MP Lamont says he will go against PM and reject Brexit deal

MP John Lamont
MP John Lamont

One day before MPs are due to vote in the House of Commons on the Brexit withdrawal agreement, Borders MP John Lamont has decided he is not going to support it.

This morning, Mr Lamont said he intends to vote against the agreement as it currently stands, saying it does not deliver for the Borders, Scotland or every part of the United Kingdom.

It is widely expected that the agreement will be rejected by MPs and there is speculation that the vote may be delayed to give Prime Minister Theresa May time to go back to the EU and try to renegoatiate a better deal.

In a statement to constituents, published today, the MP said that after “carefully considering the agreement in detail” he has “reluctantly” come to the view that he cannot support the deal as it currently stands.

In his statement, Mr Lamont says: “I have never doubted the Prime Minister’s commitment to deliver the best for this country.

“Even amongst those who do not support this deal, the vast majority of people recognise she has put her heart and soul into public service over the past few years. And she has had an almost impossible job to do.”

Mr Lamont was criticised on our Facebook page last week as he revealed he had yet to make up his mind, struggling between his loyalty to Mrs May and his doubts over the terms of the deal she had brought to the table.

However, he seems to have come to a decision over the weekend.

Setting out his reasons for voting against the deal, Mr Lamont said: “In coming to my decision, I have had to weigh up the risks associated with the agreement, with the risks of the unknown.

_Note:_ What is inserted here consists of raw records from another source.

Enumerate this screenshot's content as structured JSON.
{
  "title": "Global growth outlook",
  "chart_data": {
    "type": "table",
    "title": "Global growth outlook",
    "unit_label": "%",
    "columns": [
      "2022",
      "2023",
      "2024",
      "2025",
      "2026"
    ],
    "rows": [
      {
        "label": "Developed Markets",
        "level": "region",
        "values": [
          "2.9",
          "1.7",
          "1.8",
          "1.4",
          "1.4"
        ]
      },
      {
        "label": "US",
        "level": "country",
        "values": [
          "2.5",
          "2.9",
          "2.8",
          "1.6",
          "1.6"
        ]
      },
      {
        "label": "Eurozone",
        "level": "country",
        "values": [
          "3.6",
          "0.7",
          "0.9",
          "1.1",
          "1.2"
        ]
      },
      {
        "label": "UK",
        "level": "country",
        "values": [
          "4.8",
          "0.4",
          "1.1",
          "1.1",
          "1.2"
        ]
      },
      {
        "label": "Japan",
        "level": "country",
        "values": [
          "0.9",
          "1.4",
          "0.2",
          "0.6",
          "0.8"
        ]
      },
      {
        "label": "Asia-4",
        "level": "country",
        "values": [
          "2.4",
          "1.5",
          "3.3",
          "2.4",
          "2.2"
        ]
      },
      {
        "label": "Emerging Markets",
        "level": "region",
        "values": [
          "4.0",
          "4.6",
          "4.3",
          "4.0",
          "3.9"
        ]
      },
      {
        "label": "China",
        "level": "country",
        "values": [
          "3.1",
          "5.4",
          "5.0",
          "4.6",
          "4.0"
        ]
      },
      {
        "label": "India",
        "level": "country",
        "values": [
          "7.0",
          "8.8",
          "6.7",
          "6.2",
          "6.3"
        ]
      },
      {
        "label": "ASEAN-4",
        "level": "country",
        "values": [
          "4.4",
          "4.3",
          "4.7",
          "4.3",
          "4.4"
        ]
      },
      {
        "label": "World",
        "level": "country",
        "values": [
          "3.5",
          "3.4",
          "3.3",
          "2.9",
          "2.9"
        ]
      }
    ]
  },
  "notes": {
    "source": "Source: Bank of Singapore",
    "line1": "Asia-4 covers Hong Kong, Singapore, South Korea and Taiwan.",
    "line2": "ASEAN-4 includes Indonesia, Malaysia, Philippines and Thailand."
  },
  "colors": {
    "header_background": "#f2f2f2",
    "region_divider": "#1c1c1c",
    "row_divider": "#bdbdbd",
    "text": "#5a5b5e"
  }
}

“There are clearly significant risks associated with this withdrawal agreement, including the potential that fishing could be traded away and the possibility that we will be locked in to the backstop arrangement.

“This deal could mean that we retain some of the worst things about EU membership without being able to take advantage of the opportunities of Brexit. The UK could end up in an uncomfortable halfway house – having to follow EU rules without any influence or say over them.

“I have come to the conclusion that on balance, these are not risks I am prepared to take.

“I want the UK to move on and be able to focus on other, more important things. This withdrawal agreement could mean that we are still talking about Brexit for many more years to come.

“Over the past few weeks I have received upwards of 1,000 emails, social media comments, survey responses and phone calls from Borderers.

“While there is little consensus about what should happen next, the clear message that I have received from my constituents was that this agreement does not satisfy many.”

The Borders’ other MP, Scottish Secretary David Mundell, continues to back Mrs May’s deal.

He has said he was forced “to make a judgement” on the issue, despite him previously stating he would not support a plan that set different arrangements for Northern Ireland after Brexit.

And the deal on the table includes a “backstop” which many believe would see Northern Ireland being in a better trading position than Scotland.